Grouping data is a key tool for analysis and summarization in SQL. The GROUP BY clause allows you to combine rows with the same values in specified columns and apply aggregation functions to each group. In this lesson, you'll learn how to use GROUP BY for reporting and data analysis with examples from the Sakila database.
SELECT column1, AGG_FUNCTION(column2)
FROM table
GROUP BY column1;
When using GROUP BY, every selected column in SELECT must:
GROUP BY clause;SUM, COUNT, AVG, MIN, MAX, etc.).SELECT customer_id, SUM(amount) AS total_paid
FROM payment
GROUP BY customer_id;
Result: Returns the customer identifier and the total amount of payments for each customer.
SELECT staff_id, COUNT(*) AS payments_count
FROM payment
GROUP BY staff_id;
Result: Returns the staff identifier and the number of payments processed by each staff member.

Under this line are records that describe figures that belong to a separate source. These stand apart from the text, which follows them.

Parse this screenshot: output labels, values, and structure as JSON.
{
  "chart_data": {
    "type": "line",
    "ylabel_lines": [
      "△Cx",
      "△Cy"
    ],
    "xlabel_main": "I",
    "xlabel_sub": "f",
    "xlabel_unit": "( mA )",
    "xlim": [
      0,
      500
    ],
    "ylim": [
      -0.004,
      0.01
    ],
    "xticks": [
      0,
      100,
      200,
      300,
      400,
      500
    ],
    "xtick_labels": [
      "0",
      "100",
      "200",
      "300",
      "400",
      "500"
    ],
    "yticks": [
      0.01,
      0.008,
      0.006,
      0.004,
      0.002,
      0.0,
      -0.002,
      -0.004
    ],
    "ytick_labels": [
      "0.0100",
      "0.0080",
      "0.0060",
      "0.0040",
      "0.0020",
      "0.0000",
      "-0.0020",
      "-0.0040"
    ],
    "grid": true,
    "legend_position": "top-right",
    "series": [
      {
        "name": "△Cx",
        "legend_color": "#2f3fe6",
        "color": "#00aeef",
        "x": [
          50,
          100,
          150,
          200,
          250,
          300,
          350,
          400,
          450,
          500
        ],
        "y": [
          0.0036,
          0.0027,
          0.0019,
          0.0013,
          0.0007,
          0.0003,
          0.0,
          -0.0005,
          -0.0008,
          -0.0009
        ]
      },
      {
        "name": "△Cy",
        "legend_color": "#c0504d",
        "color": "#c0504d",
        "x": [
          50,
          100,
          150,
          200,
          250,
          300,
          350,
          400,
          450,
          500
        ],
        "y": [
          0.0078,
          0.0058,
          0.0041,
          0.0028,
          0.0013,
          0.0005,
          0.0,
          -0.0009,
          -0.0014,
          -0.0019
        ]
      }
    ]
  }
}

SELECT DATE(payment_date) AS pay_date, AVG(amount) AS avg_payment
FROM payment
GROUP BY DATE(payment_date);
Result: Returns the average payment amount for each date.
SELECT DATE(payment_date) AS pay_date, AVG(amount) AS avg_payment
FROM payment
GROUP BY pay_date;
This variant works in MySQL/MariaDB, where using an alias in GROUP BY is allowed.
However, this behavior is not universal across all DBMSs and is not considered portable standard SQL.
For cross-DB queries, it is safer to use the full form GROUP BY DATE(payment_date).
You can group data by several columns at once for more detailed analysis.
SELECT staff_id, customer_id, SUM(amount) AS total_paid
FROM payment
GROUP BY staff_id, customer_id;
Result: Returns the staff identifier, customer identifier, and total amount of payments for each staff-customer pair.
SELECT c.name AS category, SUM(p.amount) AS total_sales
FROM payment p
JOIN rental r ON p.rental_id = r.rental_id
JOIN inventory i ON r.inventory_id = i.inventory_id
JOIN film f ON i.film_id = f.film_id
JOIN film_category fc ON f.film_id = fc.film_id
JOIN category c ON fc.category_id = c.category_id
GROUP BY c.name;
SELECT co.country, COUNT(*) AS customers_count
FROM customer cu
JOIN address a ON cu.address_id = a.address_id
JOIN city ci ON a.city_id = ci.city_id
JOIN country co ON ci.country_id = co.country_id
GROUP BY co.country;
The GROUP BY clause lets you group data and apply aggregation functions to each group. It's a powerful tool for reporting and data analysis in SQL. Practice using GROUP BY with examples from the Sakila database to quickly get summary data and build analytical queries.